If it drops below 40%, you accept the Skool dependency as a strategic choice and negotiate leverage (become too big to alienate). I would kill the 1M subscriber goal.
It is decorative. The business does not need it.
I would kill the enterprise licensing idea. You have no enterprise customers, no enterprise sales experience, and a brand built on solo operators.
It is a 24-month distraction. I would kill the Anthropic fantasy unless you are genuinely ready to trade $4M/year solo for a W-2 and a mission.

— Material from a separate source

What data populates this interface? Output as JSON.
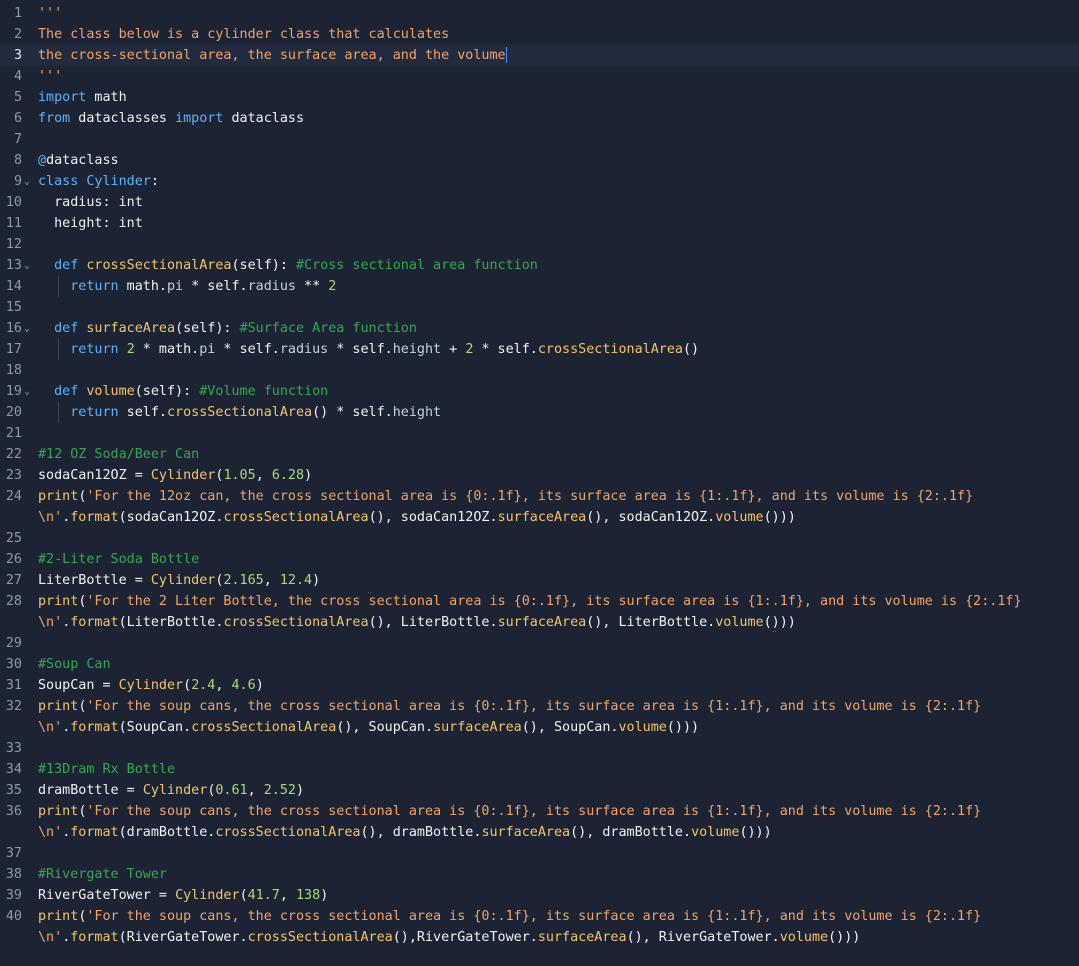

If that is real, stop optimizing Maker School and start building the IP that makes you the obvious hire. If it is not real, stop talking about it.
Critical
No Forcing Function on the Decision
You have been drifting for six months since your hiatus. The philosophical shift from money-driven to impact-driven is real, but you have not translated it into a strategic decision. You are still running the old playbook (grow YouTube, manage Maker School, make mega-courses) without asking whether that playbook serves the new objective function. You need a forcing function - a deadline, a commitment, a public declaration - that makes the decision real.
High
The Mid-Tier Product Is Obvious and Unbuilt
You have 20-30 million impressions, a $997 product, and nothing in between. The $197-$297 mini-course is the most obvious leverage move in your entire business and you have not built it. This is not a capability problem - you could ship it in two weeks. It is a prioritization problem. You are optimizing for the wrong things (1M subscribers, mega-courses) instead of the obvious revenue gap.
Medium
Dental Connect Is a Black Box
A $2M/year business that you never discuss is either a strategic asset you are underutilizing or a time sink you are not accounting for. You need to make an explicit decision: sell it, scale it, or shut it down. The ambiguity is creating analytical blind spots in every other part of this analysis.